From 6 April 2017, BIR will be extended to include investments made in a new qualifying entity, a “hybrid company”. Broadly this is a company which is not exclusively a trading company or a stakeholder company (a company investing in trading companies), which qualify under the established BIR rules, but rather is a hybrid of the two.
At the same time, for a BIR investment to qualify, the period during which an eligible trading company must start to trade, an eligible stakeholder company must start to hold investments in eligible trading companies, or a hybrid company must similarly qualify as such, will be increased to five years.
Where a company becomes non-operational and a BIR investment ceases to qualify, the grace period during which action must be taken to manage the risk of a tax charge otherwise arising will be increased to two years from the date the investor became aware of the fact the company is not operational.
Another extension to BIR sees acquisitions of existing shares already in issue potentially qualifying for BIR from 6 April 2017; there will be no requirement for shares to have been newly issued as was previously the case.
Rules which withdraw BIR will be narrowed such that they will only apply where an individual (or relevant person) receives value from any person in circumstances which are directly or indirectly attributed to the investment. This removes the provision whereby any value received from an involved company, even where such value is not attributed to the individual’s investment, could otherwise see BIR withdrawn.
Finally, BIR continues to be denied in respect of investments made in partnerships. Although HMRC policy has been to deny BIR claims in connection to investments made in corporate partners of partnerships, the legislation has been expanded to now explicitly exclude corporate partners from the BIR rules.
HMRC have stated their intention to continue reviewing other potential reforms proposed as part of the consultation, with a view to further extending the application of BIR in the future.
6 April 2017
BIR is commonly utilised by non-UK domiciled individuals, and the amendments set out above are welcomed and should support the Government’s intention to make BIR more attractive to potential investors.
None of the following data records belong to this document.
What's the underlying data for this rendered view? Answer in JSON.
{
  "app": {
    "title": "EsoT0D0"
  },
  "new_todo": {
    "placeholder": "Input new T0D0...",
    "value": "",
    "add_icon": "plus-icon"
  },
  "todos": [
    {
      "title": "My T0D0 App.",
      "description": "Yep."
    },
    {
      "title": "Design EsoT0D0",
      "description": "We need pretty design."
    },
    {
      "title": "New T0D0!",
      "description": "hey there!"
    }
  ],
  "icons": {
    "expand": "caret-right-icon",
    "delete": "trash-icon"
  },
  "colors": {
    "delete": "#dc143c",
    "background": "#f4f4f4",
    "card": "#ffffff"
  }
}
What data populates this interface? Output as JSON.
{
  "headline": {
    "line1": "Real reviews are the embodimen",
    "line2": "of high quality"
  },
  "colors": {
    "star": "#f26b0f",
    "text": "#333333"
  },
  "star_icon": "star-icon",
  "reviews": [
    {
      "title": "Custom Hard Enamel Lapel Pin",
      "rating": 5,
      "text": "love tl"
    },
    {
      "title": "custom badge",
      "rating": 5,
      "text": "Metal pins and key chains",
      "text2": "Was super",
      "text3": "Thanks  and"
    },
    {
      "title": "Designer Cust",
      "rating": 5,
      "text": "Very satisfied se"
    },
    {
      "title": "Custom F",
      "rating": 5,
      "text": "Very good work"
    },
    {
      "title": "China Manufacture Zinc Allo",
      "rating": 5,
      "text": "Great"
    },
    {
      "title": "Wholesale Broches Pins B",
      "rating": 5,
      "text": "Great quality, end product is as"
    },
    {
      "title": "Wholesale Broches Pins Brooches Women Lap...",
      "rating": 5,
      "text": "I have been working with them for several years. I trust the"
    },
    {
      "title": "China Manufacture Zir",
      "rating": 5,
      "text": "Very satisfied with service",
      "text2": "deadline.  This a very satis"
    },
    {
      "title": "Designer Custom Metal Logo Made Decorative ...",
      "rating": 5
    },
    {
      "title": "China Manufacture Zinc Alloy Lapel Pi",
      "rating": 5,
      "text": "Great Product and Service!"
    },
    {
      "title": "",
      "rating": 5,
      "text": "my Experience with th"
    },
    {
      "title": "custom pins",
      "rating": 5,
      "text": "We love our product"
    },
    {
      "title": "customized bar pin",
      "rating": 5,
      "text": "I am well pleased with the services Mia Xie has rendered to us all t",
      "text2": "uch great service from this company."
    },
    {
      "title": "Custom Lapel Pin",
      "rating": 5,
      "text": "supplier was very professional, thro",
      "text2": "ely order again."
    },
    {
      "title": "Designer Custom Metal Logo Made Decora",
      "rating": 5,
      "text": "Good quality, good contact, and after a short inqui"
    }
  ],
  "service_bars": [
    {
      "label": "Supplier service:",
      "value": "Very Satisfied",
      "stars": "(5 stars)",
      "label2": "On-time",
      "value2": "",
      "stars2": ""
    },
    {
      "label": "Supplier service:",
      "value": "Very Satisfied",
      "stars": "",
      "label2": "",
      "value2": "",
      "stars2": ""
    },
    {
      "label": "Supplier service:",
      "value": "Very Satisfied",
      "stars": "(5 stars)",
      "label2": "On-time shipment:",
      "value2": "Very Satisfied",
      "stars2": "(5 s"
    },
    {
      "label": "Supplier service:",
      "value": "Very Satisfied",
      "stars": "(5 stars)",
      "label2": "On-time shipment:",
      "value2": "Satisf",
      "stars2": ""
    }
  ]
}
However these amendments, whilst helpful, could go further and broader reforms would still be beneficial to see a more substantial increase in uptake of BIR, as the Government strives to demonstrate that the UK is ‘open for business’. For example, an investment in a company which lists will currently cease to qualify for BIR. An extension to BIR preventing withdrawal of relief where businesses are successful would remove a number of complexities and support a broader growth strategy for the economy.